A \(K - \)map for a function in three variables is a table with four columns \(yz,y\bar z,\bar y\bar z\) and \(\bar yz\); which contains all possible combinations of \(y\) and \(z\) and two rows \(x,\bar x\).

Place a \(1\) in the cell corresponding to each term in the given sum \(xyz + x\bar yz + x\bar y\bar z + \bar xyz + \bar x\bar y\bar z\).

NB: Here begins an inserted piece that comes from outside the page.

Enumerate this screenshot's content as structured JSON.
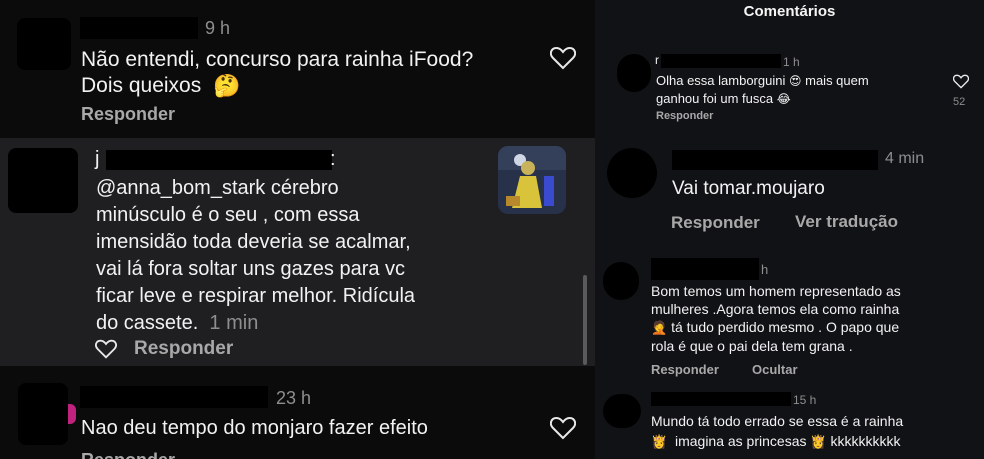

\(xyz\): place a \(1\) in the cell corresponding to row \(x\) and column \(yz\).

\(x\bar yz\): place a \(1\) in the cell corresponding to row \(x\) and column \(\bar yz\).

\(x\bar y\bar z\): place a \(1\) in the cell corresponding to row \(x\) and column \(\bar y\bar z\).

\(\bar xyz\): place a \(1\) in the cell corresponding to row \(\bar x\) and column \(yz\).

\(\bar x\bar y\bar z\): place a \(1\) in the cell corresponding to row \(\bar x\) and column \(\bar y\bar z\).

Simplifying the sum-of-products expansion

\(\bar xyz\)is only contained in the block \(yz\) (note that the column \(yz\) contains only \(1\)'s), when not considering the blocks of single cells.

\(\bar x\bar y\bar z\)is only contained in the block \(\bar y\bar z\) (note that the column \(\bar y\bar z\) contains only \(1\)'s), when not considering the blocks of single cells.

Here \(x\bar yz\) is the only cell not included in block. However, \(x\bar yz\) is contained in the blocks \(x\bar y\) and \(xz\), thus choose either one of the two blocks. Choose \(x\bar y\).

The simplified sum-of-products expansion is then the sum of the previous blocks.

Therefore, the simplified sum-of-products expansion \( = x\bar y + yz + \bar y\bar z\).